Di ujung atas adalah elit, baik yang hidup menikmati rente dari pengaruh politiknya, pun yang menguasai kapital dan sumber-sumber daya produksi dan finansial sehingga meski sedang tidur pun tidak perlu cemas akan kesehatan ekonomi rumah tangga mereka.
“Rakyat belum peduli dengan semua kenyamanan itu. Rakyat butuh jaminan tempat tinggal tanpa harus digusur sana-sini. Rakyat butuh pekerjaan berupah layak, agar setelah melunasi utang-utang di warung, masih tersisa seribu duaribu untuk ditabung. Rakyat butuh pemukiman yang cocok kultur mereka, budaya kolektif yang tumbuh dari lingkungan kerja mereka.”Ia kembali menjelaskan.
saya pikir ia benar soal perbedaan kultur antar kelas sosial ini. Sejatinya kelas sosial itu muncul di dalam corak produksi sosial, sebagai orgAniesasi masyarakat di dalam menghasilkan beragam kebutuhannya. Setiap corak atau moda produksi menempatkan grup sosial yang berbeda dalam relasi dengan alat produksi dan dalam relasi antar grup itu. Relasi yang berbeda, dan cenderung selalu bertentangan inilah yang melahirkan kelas-kelas sosial itu. Pada gilirannya, relasi kelas sosial dengan alat produksi ini turut membentuk kultur khas dari masing-masing kelas.
Buruh hanya bisa memproduksi sesuatu jika bekerja bersama-sama. Sebuah kancut hadir ke dunia karena campur tangan banyak tangan. Ada yang menggambar pola, ada yang memotong menjadi pecahan bagian-bagian, ada yang menjahit untuk menyatukannya, ada yang memeriksa cacat celah, ada yang mengemasnya. Kerja bersama ini turut membentuk watak kolektif mereka, watak yang terbawa di dalam kehidupan sehari-hari.
“Jadi menurut lu kelas menengah cenderung memilih Ahok sementara rakyat akan memilih Anies atau AHY?” saya ulang bertanya.
“Kemungkinan besar begitu. Citra utama pemerintahan dan kebijakan Ahok adalah efisien, modern, dan individualistis. Itu pula ideal kelas menengah. Iman mereka.”
saya sebenarnya agak ragu jika karakter kelas secara otomatis ditarik dari watak kerja dalam produksi. Pada zaman dulu mungkin begitu, sebab produksi dipisahkan secara tegas dengan distribusi hingga konsumsi. Di masa kini, produksi adalah satu tarikan proses sejak perancangan, pembuatan, pemasaran, hingga konsumsi. Perusahan yang membuat telepon genggam akan juga memikirkan cara agar barangnya diperebutkan pasar. Segunung dana dibelanjakan pada iklan agar orang-orang percaya, membeli produk itu akan berarti sesuatu bagi hidup mereka.

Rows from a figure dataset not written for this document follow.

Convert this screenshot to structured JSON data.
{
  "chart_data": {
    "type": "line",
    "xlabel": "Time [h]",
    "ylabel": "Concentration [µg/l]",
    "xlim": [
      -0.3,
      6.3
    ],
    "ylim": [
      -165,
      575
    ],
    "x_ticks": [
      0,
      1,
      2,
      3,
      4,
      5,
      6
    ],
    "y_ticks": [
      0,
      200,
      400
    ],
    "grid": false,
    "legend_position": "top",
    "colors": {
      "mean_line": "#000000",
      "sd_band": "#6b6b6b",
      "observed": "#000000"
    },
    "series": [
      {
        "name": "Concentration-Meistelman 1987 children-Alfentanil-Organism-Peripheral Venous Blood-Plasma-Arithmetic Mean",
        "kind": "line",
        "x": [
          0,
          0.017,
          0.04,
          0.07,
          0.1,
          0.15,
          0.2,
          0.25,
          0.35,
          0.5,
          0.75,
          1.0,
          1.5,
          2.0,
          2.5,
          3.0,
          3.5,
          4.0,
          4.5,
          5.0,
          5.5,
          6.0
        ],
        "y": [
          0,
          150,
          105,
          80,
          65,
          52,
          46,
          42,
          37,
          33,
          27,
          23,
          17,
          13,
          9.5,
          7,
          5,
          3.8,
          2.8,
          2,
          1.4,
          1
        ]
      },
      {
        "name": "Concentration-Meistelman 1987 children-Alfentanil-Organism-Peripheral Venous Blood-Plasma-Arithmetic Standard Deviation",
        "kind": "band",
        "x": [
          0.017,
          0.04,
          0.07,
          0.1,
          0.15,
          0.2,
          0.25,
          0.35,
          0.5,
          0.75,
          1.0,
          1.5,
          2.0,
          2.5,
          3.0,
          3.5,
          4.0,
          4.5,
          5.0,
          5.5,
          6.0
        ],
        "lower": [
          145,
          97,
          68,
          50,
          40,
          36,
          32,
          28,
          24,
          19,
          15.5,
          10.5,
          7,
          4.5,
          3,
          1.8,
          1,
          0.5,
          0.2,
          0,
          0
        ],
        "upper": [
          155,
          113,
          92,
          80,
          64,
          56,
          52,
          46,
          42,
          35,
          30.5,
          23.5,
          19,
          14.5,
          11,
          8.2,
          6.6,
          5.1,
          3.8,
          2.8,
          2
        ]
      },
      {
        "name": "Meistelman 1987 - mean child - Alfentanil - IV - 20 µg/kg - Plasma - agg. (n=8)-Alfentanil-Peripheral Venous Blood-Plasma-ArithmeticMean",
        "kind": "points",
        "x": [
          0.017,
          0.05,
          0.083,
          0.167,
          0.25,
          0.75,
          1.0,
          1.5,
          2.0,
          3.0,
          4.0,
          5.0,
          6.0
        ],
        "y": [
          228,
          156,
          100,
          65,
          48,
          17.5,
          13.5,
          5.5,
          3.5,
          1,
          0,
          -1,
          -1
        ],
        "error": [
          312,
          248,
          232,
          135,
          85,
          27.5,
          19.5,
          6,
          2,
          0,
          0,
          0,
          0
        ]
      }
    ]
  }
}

Maka nilai-nilai, gaya hidup, kultur, kini adalah artifisial, adalah rekaan industri. Kultur tidak serta-merta lahir dari relasi produksi yang jadi bangun bawahnya. Ia menjadi kesadaran cangkokan, menjadi laku seragam yang dipasok oleh industri lewat intensnya tayangan digital pada layar-layar gawai. Entah kelas menengah, entah rakyat, tiada bebas dari projek rekayasa kultur baru.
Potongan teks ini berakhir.